Senin, 16 Juli 2012

Mengamini Korporasi Edukasi Pencederaan HAM Serius

Mengamini Korporasi Edukasi
Pencederaan HAM Serius
Bambang Satriya ; Guru besar dan Dosen Luar Biasa Universitas Machung dan UIN Malang, Penulis Buku Etika Birokrasi
MEDIA INDONESIA, 16 Juli 2012


TAJUK Media Indonesia (14/7) berjudul Menertibkan Sekolah Nakal menyebutkan dunia pendidikan masih memperlihatkan wajah suram. Penerimaan siswa baru dari jenjang terendah sampai tertinggi masih diwarnai berbagai pelanggaran, terutama menyangkut pungutan.

Posko pengaduan penerimaan siswa baru tahun ajaran 2012-2013 yang dibentuk Indonesia Corruption Watch (ICW) dan Ombudsman mencatat setidaknya ada 112 kasus pelanggaran di 108 sekolah di Tanah Air. Mayoritas pelanggaran terkait dengan pungutan. Besaran pungutan bergantung pada jenjang pendidikan. Untuk tingkat SD atau madrasah ibtidaiah sebesar Rp1,3 juta, SMP atau madrasah sanawiah Rp2 juta, dan untuk tingkat sekolah menengah atas Rp2,4 juta. Forum Masyarakat Peduli Pendidikan Kota Malang, Jawa Timur, bahkan menemukan 40 jenis pungutan liar yang dilakukan penyelenggara pendidikan di rintisan sekolah berstandar internasional (RSBI) dan sekolah bukan RSBI di Kabupaten/Kota Malang dan Kota Batu.

Masalahnya mengapa `sekolah nakal', sekolah serakah, sekolah tak kenal kasih sayang, sekolah berhaluan diskriminasi, atau sekolah yang menakar segala penyelenggaraan pendidikan mereka berasas serbauang itu tetap saja unjuk gigi di setiap tahun ajaran baru?
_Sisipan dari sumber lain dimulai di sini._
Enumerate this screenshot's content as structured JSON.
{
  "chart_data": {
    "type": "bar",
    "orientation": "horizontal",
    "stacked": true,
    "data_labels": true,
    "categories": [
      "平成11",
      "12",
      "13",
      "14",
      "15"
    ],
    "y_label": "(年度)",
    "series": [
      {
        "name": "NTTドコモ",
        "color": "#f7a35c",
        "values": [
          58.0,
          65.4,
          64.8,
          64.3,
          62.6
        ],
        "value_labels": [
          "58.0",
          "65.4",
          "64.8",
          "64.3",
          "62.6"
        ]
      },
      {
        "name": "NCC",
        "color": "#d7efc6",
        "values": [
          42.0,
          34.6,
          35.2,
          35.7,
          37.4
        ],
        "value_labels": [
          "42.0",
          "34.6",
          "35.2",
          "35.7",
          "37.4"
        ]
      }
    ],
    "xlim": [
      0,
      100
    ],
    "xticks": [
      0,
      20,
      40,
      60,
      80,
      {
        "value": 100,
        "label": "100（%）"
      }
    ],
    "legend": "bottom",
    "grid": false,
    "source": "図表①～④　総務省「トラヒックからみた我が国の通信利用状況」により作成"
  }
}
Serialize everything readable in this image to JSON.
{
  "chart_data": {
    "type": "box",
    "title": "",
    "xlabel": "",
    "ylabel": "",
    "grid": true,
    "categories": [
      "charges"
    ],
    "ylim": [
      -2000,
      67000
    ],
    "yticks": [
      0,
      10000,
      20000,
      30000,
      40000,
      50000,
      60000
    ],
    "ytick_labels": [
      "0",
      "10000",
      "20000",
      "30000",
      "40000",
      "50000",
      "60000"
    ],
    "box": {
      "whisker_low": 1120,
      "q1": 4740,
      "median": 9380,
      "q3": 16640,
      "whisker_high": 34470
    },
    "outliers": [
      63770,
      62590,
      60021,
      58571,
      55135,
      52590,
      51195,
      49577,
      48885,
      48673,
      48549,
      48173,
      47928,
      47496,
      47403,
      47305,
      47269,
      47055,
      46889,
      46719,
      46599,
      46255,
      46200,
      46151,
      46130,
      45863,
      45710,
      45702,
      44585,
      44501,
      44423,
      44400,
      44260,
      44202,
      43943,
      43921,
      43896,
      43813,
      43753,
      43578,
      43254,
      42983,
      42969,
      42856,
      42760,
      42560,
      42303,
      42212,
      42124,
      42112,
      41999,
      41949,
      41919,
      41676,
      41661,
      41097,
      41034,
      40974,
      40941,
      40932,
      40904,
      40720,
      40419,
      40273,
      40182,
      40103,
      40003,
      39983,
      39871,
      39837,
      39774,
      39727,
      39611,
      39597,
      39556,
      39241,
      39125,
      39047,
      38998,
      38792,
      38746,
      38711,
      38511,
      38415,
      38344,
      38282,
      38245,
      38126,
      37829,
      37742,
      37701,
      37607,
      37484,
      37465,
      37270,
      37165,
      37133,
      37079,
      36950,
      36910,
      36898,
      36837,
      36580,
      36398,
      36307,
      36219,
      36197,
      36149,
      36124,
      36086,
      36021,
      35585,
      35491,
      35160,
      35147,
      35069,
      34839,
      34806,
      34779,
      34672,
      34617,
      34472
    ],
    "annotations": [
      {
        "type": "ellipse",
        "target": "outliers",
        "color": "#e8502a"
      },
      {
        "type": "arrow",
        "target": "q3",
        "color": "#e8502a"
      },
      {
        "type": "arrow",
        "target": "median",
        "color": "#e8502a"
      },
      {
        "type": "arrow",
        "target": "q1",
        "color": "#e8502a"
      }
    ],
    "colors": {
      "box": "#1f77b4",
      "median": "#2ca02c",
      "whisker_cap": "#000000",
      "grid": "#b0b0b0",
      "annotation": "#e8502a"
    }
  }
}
Mengapa sekolah-sekolah bergaya kapitaslistis itu bisa terus berjaya, tanpa merasa bersalah, dan tanpa merasa melanggar hak konstitusional warga?

`Sekolah nakal' atau `jagat pendidikan kapitalistis' itu secara fundamental layak dikategorikan sebagai wujud nyata pelanggaran terhadap hak kesetaraan pendidikan masyarakat. Sekolah bukan ditempatkan sebagai `rumah' yang memanusiakan dan mengharmoniskan, melainkan sebaliknya, didesain menjadi institusi dagang yang lebih berkiblat pada besaran modal yang bisa mereka peroleh.

Sekolah yang semestinya menjadi media strategis atau kawah candradimuka terhadap proses transformasi nilai-nilai ilmu pengetahuan dan moralitas agung akhirnya digeser penyelenggaranya sebagai `korporasi edukasi' yang mengutamakan harga jual alih-alih harga keadaban dan demokratisasi edukasi.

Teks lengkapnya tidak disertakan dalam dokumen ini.